À Varanasi (Bénarès) par exemple il y a un gigantesque pèlerinage, et une accumulation de petits, dans un désordre sanitaire total avec bains dans un Gange extrêmement pollué. J’y suis passé un jour « normal » et c’était effarant. D’ailleurs les colons anglais nous ont laissé des récits épouvantés.

La religion bouddhiste est très différente d’un pays à l’autre. Elle va des principes les plus généraux et abstraits applicables à presque toutes les civilisations, à des pratiques qui ont intégré des rites voire des superstitions qui peuvent laisser perplexe un médecin occidental.

J’ai entendu parler d’un village craignant l’infection qui avait demandé à une procession d’en faire 49 fois le tour en priant.

Ce n’est pas ironique : qu’a fait Josué à Jéricho ? Et qu’ont fait les chrétiens pendant plus d’un millénaire, voire le font parfois encore lorsque la pluie manque. Et je ne connais pas toutes les variantes notamment africaines du christianisme.

 

Et il n’y a pas que les religions .

 

La passion des supporters des grands matchs de foot

Il y a une vingtaine d’années, j’étais en Iran dans la ville sainte de Qom, peuplée de mollahs. Ils n’étaient pas systématiquement partisans du régime qui leur avait donné le pouvoir, car « la politique risque de dégoûter les Iraniens de l’islam ». Ce qui arrive effectivement aujourd’hui.

Je discutais avec l’un d’entre eux, et pris un air grave :

– « j’ai l’impression que l’islam est en train de disparaître au profit d’une autre religion »

Mon interlocuteur prit un air soucieux :

– « laquelle ? »

– « le foot »

Le mollah, bonne pâte, se mit à rire et répondit :

– « je crois que vous avez raison »

Effectivement. Moi qui suis assez indifférent aux « millionnaires en culottes courtes », je suis sidéré par l’adoration du public pour leurs équipes nationales. Il me semble que cela dépasse souvent la ferveur religieuse.

Étant en Algérie un jour où l’équipe nationale recevait en Égypte des pierres des supporters de l’équipe locale, j’entendis : « S’il n’y avait pas la Tunisie et la Libye entre nous, il faudrait envoyer les chars ! ».

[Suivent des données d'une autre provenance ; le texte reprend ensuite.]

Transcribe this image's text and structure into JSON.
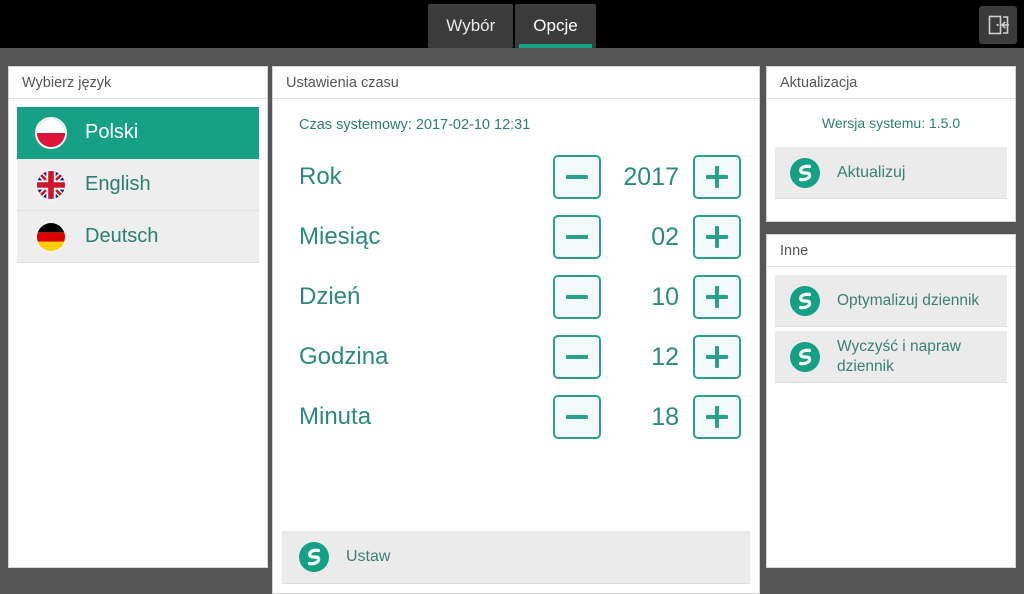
{
  "window": {
    "tabs": [
      {
        "label": "Wybór",
        "active": false
      },
      {
        "label": "Opcje",
        "active": true
      }
    ],
    "exit_icon": "exit-door-icon",
    "accent_color": "#16a085",
    "topbar_color": "#000000",
    "workspace_color": "#565656"
  },
  "language_panel": {
    "header": "Wybierz język",
    "items": [
      {
        "label": "Polski",
        "flag": "flag-poland",
        "selected": true
      },
      {
        "label": "English",
        "flag": "flag-united-kingdom",
        "selected": false
      },
      {
        "label": "Deutsch",
        "flag": "flag-germany",
        "selected": false
      }
    ]
  },
  "time_panel": {
    "header": "Ustawienia czasu",
    "system_time": "Czas systemowy: 2017-02-10 12:31",
    "minus_icon": "minus-icon",
    "plus_icon": "plus-icon",
    "rows": [
      {
        "label": "Rok",
        "value": "2017"
      },
      {
        "label": "Miesiąc",
        "value": "02"
      },
      {
        "label": "Dzień",
        "value": "10"
      },
      {
        "label": "Godzina",
        "value": "12"
      },
      {
        "label": "Minuta",
        "value": "18"
      }
    ],
    "set_button": {
      "label": "Ustaw",
      "icon": "refresh-swirl-icon"
    }
  },
  "update_panel": {
    "header": "Aktualizacja",
    "system_version": "Wersja systemu: 1.5.0",
    "button": {
      "label": "Aktualizuj",
      "icon": "refresh-swirl-icon"
    }
  },
  "other_panel": {
    "header": "Inne",
    "items": [
      {
        "label": "Optymalizuj dziennik",
        "icon": "refresh-swirl-icon"
      },
      {
        "label": "Wyczyść i napraw dziennik",
        "icon": "refresh-swirl-icon"
      }
    ]
  }
}
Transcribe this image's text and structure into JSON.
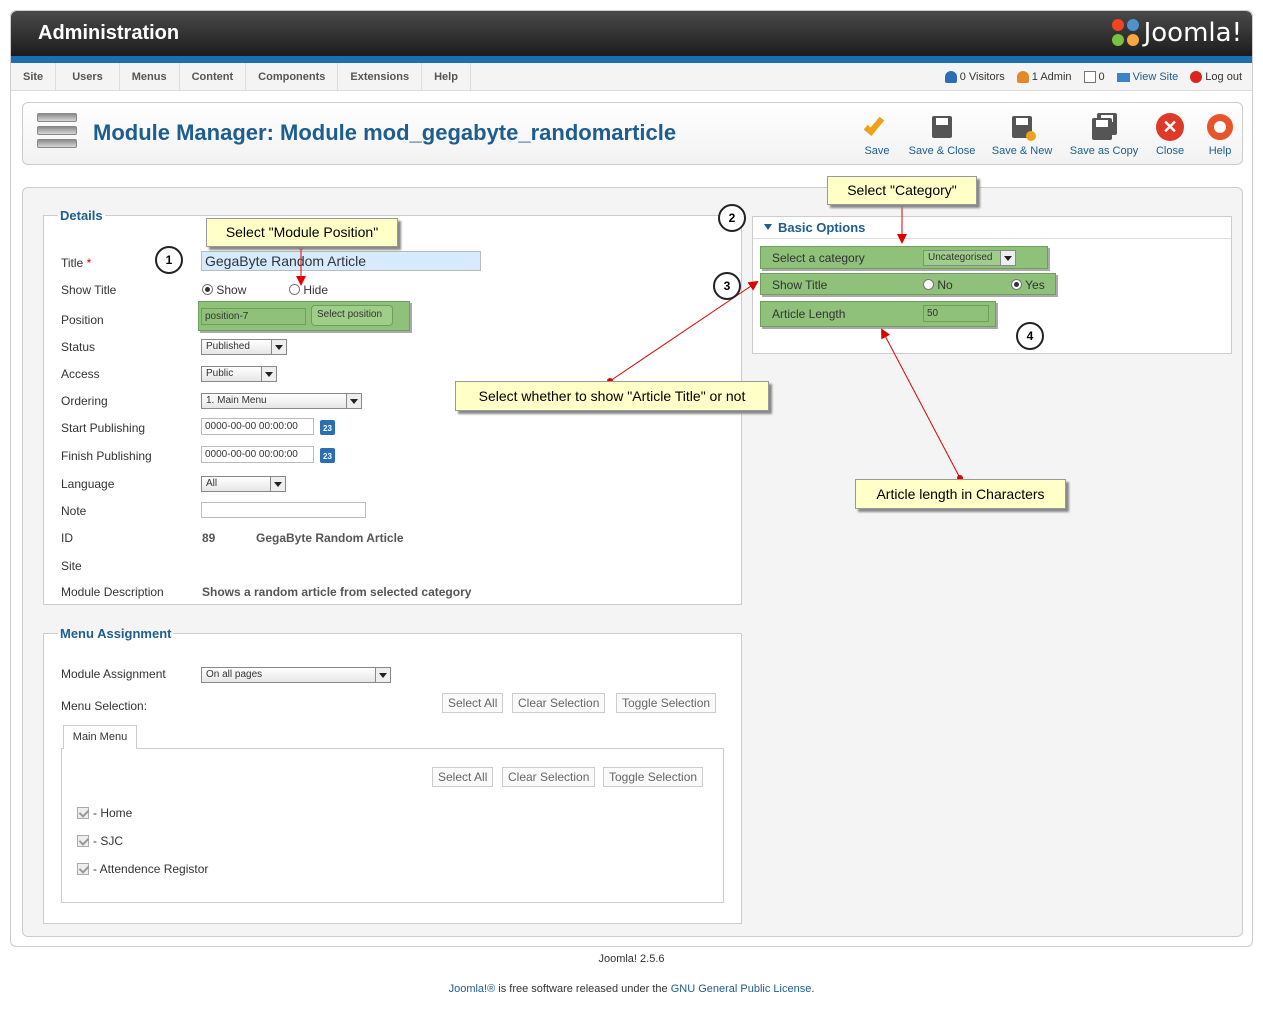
{
  "app_title": "Administration",
  "logo_text": "Joomla!",
  "menu": [
    "Site",
    "Users",
    "Menus",
    "Content",
    "Components",
    "Extensions",
    "Help"
  ],
  "status": {
    "visitors": "0 Visitors",
    "admins": "1 Admin",
    "messages": "0",
    "view_site": "View Site",
    "logout": "Log out"
  },
  "page_title": "Module Manager: Module mod_gegabyte_randomarticle",
  "toolbar": {
    "save": "Save",
    "save_close": "Save & Close",
    "save_new": "Save & New",
    "save_copy": "Save as Copy",
    "close": "Close",
    "help": "Help"
  },
  "details": {
    "legend": "Details",
    "title_label": "Title",
    "title_value": "GegaByte Random Article",
    "show_title_label": "Show Title",
    "show_label": "Show",
    "hide_label": "Hide",
    "position_label": "Position",
    "position_value": "position-7",
    "select_position": "Select position",
    "status_label": "Status",
    "status_value": "Published",
    "access_label": "Access",
    "access_value": "Public",
    "ordering_label": "Ordering",
    "ordering_value": "1. Main Menu",
    "start_label": "Start Publishing",
    "start_value": "0000-00-00 00:00:00",
    "finish_label": "Finish Publishing",
    "finish_value": "0000-00-00 00:00:00",
    "cal_text": "23",
    "language_label": "Language",
    "language_value": "All",
    "note_label": "Note",
    "id_label": "ID",
    "id_value": "89",
    "id_name": "GegaByte Random Article",
    "site_label": "Site",
    "desc_label": "Module Description",
    "desc_value": "Shows a random article from selected category"
  },
  "menu_assignment": {
    "legend": "Menu Assignment",
    "module_assignment_label": "Module Assignment",
    "module_assignment_value": "On all pages",
    "menu_selection_label": "Menu Selection:",
    "select_all": "Select All",
    "clear_selection": "Clear Selection",
    "toggle_selection": "Toggle Selection",
    "tab": "Main Menu",
    "items": [
      "- Home",
      "- SJC",
      "- Attendence Registor"
    ]
  },
  "basic_options": {
    "header": "Basic Options",
    "category_label": "Select a category",
    "category_value": "Uncategorised",
    "show_title_label": "Show Title",
    "no_label": "No",
    "yes_label": "Yes",
    "length_label": "Article Length",
    "length_value": "50"
  },
  "callouts": {
    "position": "Select \"Module Position\"",
    "category": "Select \"Category\"",
    "show_title": "Select whether to show \"Article Title\" or not",
    "length": "Article length in Characters"
  },
  "numbers": [
    "1",
    "2",
    "3",
    "4"
  ],
  "footer": {
    "version": "Joomla! 2.5.6",
    "license_prefix": "Joomla!®",
    "license_mid": " is free software released under the ",
    "license_link": "GNU General Public License",
    "license_end": "."
  },
  "colors": {
    "accent": "#1d5d90",
    "highlight": "#8fc17a",
    "callout": "#ffffc8",
    "arrow": "#e00000"
  }
}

Bref cette adoration explique les grands rassemblements comme la rencontre de Ligue des champions entre l’Atalanta Bergame et Valence, le 19 février : plus de 43 000 fans dans les travées, et 2 500 spectateurs dans la tribune. Ce qui, d’après le Corriere dello Sport a fait « exploser » les contaminations.

Rajoutons le fameux match qui a attiré 3000 supporters de Turin à Lyon le 28 février, alors que l’épidémie était bien lancée dans le nord de l’Italie, et celui du Paris Saint Germain du 29 février qui a brassé des foules françaises mais aussi européennes à l’extérieur du match joué à huis clos,  à une date où ailleurs l’on commençait déjà à porter des masques…

J’espère que les victimes de ces grand-messes auront leur paradis religieux ou sportif, mais il ne faut pas oublier la masse de ceux qu’ils ont contaminés.

Étant un vieux gaulois sceptique, je me contente de voir de ma fenêtre de confiné le soleil donner sur les feuilles tendres du printemps.

Yves Montenay

13 commentaires sur “Pandémie religions et passions  ”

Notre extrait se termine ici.